The Conservative Party's proposed higher tax allowance for pensioners
Robert Salter suggests that the policy appears to be another rushed idea
The recent proposal by the Conservative Party appears to be another rushed idea from politicians
The recent proposal by the Conservative Party to provide pensioners with a special (higher) tax allowance – rather than keeping their personal tax allowance frozen, in the same way it will be for regular taxpayers until April 2028 – appears to be another rushed idea from politicians, who are always ‘tinkering’ with the tax system but have no real strategy or ideas for what the tax system should look like to encourage the ‘right behaviours’ and ensure that there is a balance between the tax collected and the overall fairness and simplicity of the tax system.
What is the perceived problem?
The freezing of the personal tax allowance (until at least April 2028), combined with the ongoing increases in pensions – particularly UK state pensions – has resulted in an increasing number of pensioners becoming liable to a UK tax charge. This development has – in some ways – then been compounded by the fact that pensioners have not received any benefit from the government’s recent cuts to National Insurance.
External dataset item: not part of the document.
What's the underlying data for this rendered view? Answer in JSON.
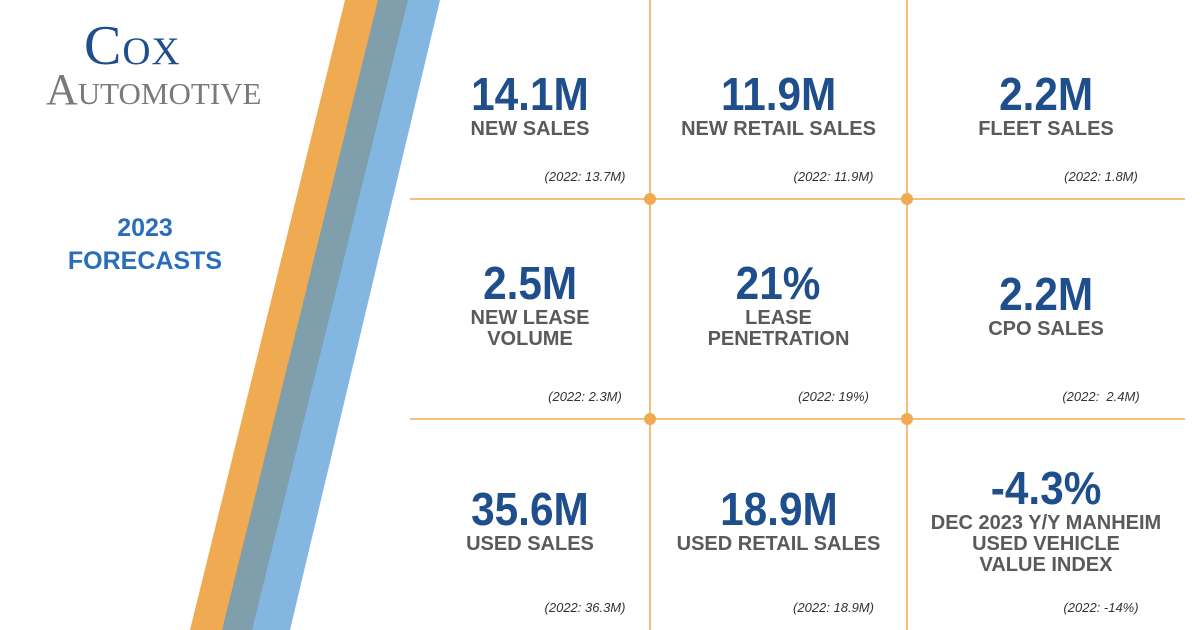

The UK tax charge on pensions is a particular issue for those purely in receipt of state pensions – whether the basic state pension, SERPs or the state second pension or some combination thereof – as there is no mechanism to directly account for PAYE on state pensions.
Election 24
For more election news and insights visit our Election Hub.
As such, while those individuals who also receive private pensions have any tax accounted for through an adjustment to their PAYE tax code (and hence collected via their private pension), pensioners purely receiving state pensions are now required to prepare annual tax returns to account for their UK tax charge. Moreover, the number of such tax returns which would be required in future years could expand significantly, while the regular personal tax allowance remains fixed at £12,570 a year.
Indeed, by 2027-28, it is estimated that even those people who only receive the basic state pension (so not SERPs or whatever), could be obliged to file an annual tax return, simply because of the workings of the ‘pensions triple lock’. It is also clear that HMRC doesn’t really have the resourcesto process a significant number of additional tax returns and – in reality – the ‘tax-take’ in many cases from having tax returns prepared by this group of people might actually be less than the cost of employing additional HMRC staff.
What is the proposed change?
The Conservatives have now – in very simple terms – promised that to avoid the above problem, they will guarantee that the personal tax allowance band for pensioners will – on a going forward basis – increase by ‘at least the pensions triple lock’. As such, whereas the personal tax allowance for regular taxpayers is frozen until at least April 2028, pensioners will be entitled to a higher personal tax allowance compared to the wider population.
What could this mean in practical terms?
While the proposal would help ensure that the number of pensioners needing to file tax returns is minimised – and as such could help reduce the pressures faced by HMRC – a development which should be welcomed by all advisers, given the difficulties that already exist in dealing with HMRC, the reality is that this appears to be a relatively ill-thought out and panicky announcement on the part of the Conservative Party.
For example, from a high-level perspective, it is the type of change which creates additional complexity (and indeed confusion) within the UK tax system. As such, it is easy to imagine, for example, that those pensioners who have ‘other income’ (say letting income or significant dividend or interest income), suddenly imagine that they no longer need to file UK tax returns, whereas such declarations would still be required to report this ‘other income’.
In addition, as things presently stand – and this might be clarified over time – it is not clear how the higher pensioners’ personal tax allowance would work with regard to other parts of the tax system. For instance, what would happen for:
Pensioners who earn over £100,000 a year? Specifically, what will happen about the ‘write down’ of the personal tax allowance which is presently reduced on a specific formula on income between £100,000 – £125,140 a year? The basic rate of tax and the relevant tax thresholds – would these thresholds change, so that slightly wealthier pensioners, for example, still qualify for exactly the same 20% tax band as a regular taxpayer? Or would there be some type of ‘rate band adjustment’, so that the 40% tax band, for example, continued to start at the same level of income for all taxpayers – whether pensioner or regular individuals?
Finally, it is also worth remembering that not all pensioners claim their state pension at the same age. Pensioners who ‘delay’ the receipt of their state pension – so that they can get a higher pension at a later date – could logically still be ‘caught out’ and be taxable on their state pension income if the new pensioner tax allowance is only a specific fixed amount and not something which takes account of that point.
This would not appear ‘fair’, and also wouldn’t encourage taxpayers to remain in the workplace beyond their retirement age, even though this is something which we probably need to encourage as a state – because of the aging workforce, for example.